Persoalan tersebut juga berkaitan dengan rencana Kota Malang terhubung dengan Trans Jatim melalui skema feeder. Anas menilai layanan baru tersebut harus berjalan beriringan dengan angkot yang sudah ada.
“Harus berjalan beriringan dengan Trans Jatim. Skema feeder itu juga harus melibatkan angkot existing,” tegasnya.
Menurut Anas, skema feeder idealnya juga disertai mekanisme scrapping angkot lama. Dengan begitu, transformasi transportasi tidak hanya menghadirkan layanan baru, tetapi juga tetap memberikan manfaat bagi pengemudi angkot.
Sementara itu, program angkutan pelajar gratis menggunakan skema buy the service. Pemkot Malang membeli layanan dari mitra angkot melalui koperasi atau paguyuban. Pembayaran kepada pengemudi dihitung berdasarkan rute, jarak tempuh, dan layanan.

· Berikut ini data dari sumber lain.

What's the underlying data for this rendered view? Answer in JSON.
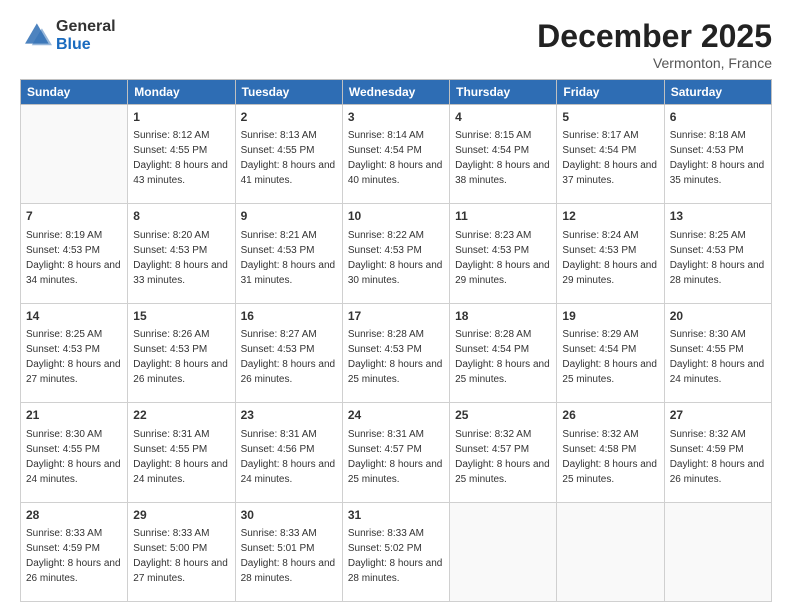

Layanan tersebut juga dilengkapi GPS untuk membantu pengawasan. Namun, Anas menegaskan efektivitas program tetap harus dilihat setelah berjalan.
DPRD Kota Malang akan melihat hasil pelaksanaan program sekaligus kemampuan fiskal daerah. Jika manfaatnya terbukti besar, jumlah angkot maupun pelajar yang terlayani dinilai dapat diperluas.
“Kalau ini sudah berjalan baik dan efektif, harus diperbesar volumenya. Makin banyak angkot yang dirangkul, semakin besar manfaatnya,” pungkasnya.